United Auto Workers president Shawn Fain took to social media on Friday afternoon to announce major updates in the union’s negotiations with Detroit-Three automakers.
Similar to his previous “stand up” livestream, the UAW chief arrived slightly after the 2 p.m. starting time, once again because of last-minute concessions from automaker executives. As he began, Fain noted that he had been prepared to call for a new strike at a critical General Motors factory in Texas. However, in an eleventh-hour discussion with United Auto Workers leaders, the OEM agreed “in writing” to place electric vehicle battery manufacturing under the union’s national master agreement. EVs have been a point of contention between the UAW and the Big-Three due to concerns that the companies would dismantle or shut down ICE manufacturing facilities, putting thousands of employees out of jobs. Since battery production was not covered in the previous union agreement, workers could also be forced to accept lower compensation, especially in anti-union or right-to-work states, where many new EV facilities are being built. Under GM’s new terms, however, union members would not only have better access to jobs at battery facilities, but they would also receive the same level of pay guaranteed in the company’s contract.

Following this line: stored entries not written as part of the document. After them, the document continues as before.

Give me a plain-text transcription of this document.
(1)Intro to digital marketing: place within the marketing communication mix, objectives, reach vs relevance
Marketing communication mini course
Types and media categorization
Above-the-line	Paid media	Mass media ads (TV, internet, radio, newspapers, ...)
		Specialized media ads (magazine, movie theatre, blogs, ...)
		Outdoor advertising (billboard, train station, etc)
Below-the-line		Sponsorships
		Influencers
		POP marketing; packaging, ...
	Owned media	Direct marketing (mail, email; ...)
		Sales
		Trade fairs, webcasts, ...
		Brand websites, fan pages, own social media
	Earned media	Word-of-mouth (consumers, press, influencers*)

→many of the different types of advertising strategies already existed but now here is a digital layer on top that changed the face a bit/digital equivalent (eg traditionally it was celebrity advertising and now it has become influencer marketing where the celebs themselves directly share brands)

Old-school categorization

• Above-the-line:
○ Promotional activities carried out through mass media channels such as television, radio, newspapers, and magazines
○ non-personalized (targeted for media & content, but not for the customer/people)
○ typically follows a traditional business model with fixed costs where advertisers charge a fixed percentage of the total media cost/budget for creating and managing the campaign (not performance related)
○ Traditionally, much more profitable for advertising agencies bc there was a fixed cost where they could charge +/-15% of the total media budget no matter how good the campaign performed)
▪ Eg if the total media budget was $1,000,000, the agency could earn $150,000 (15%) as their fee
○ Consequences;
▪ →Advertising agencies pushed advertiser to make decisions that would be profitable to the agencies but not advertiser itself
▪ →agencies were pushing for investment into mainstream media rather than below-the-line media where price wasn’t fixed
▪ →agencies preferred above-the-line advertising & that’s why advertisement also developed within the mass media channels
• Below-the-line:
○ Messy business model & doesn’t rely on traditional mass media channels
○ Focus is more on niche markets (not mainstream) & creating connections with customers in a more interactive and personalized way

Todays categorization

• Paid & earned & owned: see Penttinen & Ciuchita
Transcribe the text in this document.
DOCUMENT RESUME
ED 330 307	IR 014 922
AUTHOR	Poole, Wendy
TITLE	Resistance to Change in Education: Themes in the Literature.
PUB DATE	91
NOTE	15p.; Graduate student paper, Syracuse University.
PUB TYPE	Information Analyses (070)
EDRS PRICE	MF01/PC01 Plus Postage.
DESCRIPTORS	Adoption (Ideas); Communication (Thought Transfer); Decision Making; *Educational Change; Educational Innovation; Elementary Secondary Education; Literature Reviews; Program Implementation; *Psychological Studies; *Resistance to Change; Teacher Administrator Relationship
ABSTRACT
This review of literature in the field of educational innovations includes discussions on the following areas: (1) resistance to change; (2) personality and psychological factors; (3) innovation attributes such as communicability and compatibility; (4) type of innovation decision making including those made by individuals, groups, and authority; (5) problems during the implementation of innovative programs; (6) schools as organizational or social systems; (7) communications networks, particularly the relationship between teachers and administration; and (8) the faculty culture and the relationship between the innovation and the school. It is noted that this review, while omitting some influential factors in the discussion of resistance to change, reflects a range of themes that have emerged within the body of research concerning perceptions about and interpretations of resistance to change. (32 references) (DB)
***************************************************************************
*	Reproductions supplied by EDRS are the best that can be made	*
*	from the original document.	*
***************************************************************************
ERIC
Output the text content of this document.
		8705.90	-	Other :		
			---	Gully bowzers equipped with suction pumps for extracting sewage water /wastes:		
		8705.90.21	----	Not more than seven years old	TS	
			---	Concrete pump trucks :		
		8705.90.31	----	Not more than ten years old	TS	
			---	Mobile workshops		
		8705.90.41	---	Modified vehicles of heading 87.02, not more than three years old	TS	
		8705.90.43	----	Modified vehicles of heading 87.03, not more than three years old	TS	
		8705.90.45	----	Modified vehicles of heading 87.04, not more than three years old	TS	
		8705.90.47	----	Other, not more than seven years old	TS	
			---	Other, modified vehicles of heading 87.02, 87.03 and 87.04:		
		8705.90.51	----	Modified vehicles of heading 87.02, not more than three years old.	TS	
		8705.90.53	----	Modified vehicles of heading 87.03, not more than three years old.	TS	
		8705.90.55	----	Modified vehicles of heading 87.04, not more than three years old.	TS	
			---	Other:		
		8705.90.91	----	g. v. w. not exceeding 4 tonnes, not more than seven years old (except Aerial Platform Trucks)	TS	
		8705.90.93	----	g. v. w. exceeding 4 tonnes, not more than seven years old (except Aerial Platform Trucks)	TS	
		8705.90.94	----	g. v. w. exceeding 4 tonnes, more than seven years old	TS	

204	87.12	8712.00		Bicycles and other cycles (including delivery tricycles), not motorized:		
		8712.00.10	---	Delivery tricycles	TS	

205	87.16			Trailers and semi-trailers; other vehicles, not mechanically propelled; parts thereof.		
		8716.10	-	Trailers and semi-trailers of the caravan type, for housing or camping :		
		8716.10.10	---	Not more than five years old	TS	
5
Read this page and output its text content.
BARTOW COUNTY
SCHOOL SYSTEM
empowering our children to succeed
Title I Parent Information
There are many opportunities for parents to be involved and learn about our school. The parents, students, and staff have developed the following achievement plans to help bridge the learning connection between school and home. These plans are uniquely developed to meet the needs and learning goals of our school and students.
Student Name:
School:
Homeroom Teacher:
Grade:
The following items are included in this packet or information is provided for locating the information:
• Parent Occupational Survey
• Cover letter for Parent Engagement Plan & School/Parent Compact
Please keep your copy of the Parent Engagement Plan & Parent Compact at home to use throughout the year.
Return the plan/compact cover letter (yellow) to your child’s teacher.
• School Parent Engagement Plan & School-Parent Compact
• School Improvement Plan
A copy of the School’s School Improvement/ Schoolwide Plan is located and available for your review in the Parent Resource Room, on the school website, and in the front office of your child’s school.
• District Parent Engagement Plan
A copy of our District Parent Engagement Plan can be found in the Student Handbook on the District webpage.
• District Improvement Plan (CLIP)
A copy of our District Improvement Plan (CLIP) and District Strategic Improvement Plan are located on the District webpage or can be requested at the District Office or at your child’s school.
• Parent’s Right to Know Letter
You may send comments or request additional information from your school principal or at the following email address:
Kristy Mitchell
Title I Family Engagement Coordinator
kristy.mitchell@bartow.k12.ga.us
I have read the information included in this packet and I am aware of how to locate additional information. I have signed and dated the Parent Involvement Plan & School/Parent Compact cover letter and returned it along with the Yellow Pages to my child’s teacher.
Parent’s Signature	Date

Fain called the offer “a transformative win” for union members. Citing similar progress at Ford and Stellantis, the UAW chief ultimately declined to announce additional strikes against the Detroit-Three during the livestream, although he emphasized that further action was still on the table. Fain also provided updates on several key union demands, primarily concerning pay. As of today, Ford’s offer to United Auto Workers members would increase pay by 23%. The automaker’s previous 20% wage increase was rejected last week for missing the UAW’s minimum 30% target. Although the company did not disclose it at the time, it did say the new contract, submitted this Tuesday, would increase pay “more than 20%.” Both Stellantis’ and General Motors’ offers failed to progress since Fain’s last update, remaining at 20%. The UAW chief promised to continue negotiating until the two companies agreed to higher compensation. Other unrequited demands include wage progression, career paths for temporary workers and pension benefits.
The United Auto Workers strike is now entering its fourth week, hitting its one-month anniversary on Sunday, October 15. The industry has yet to see a notable decline in inventory despite the manufacturing disruptions caused by the union. While it is not clear the extent to which OEM profit margins have been affected over the last three weeks, General Motors claimed on Wednesday that it has already lost $200 million since the start of the strike.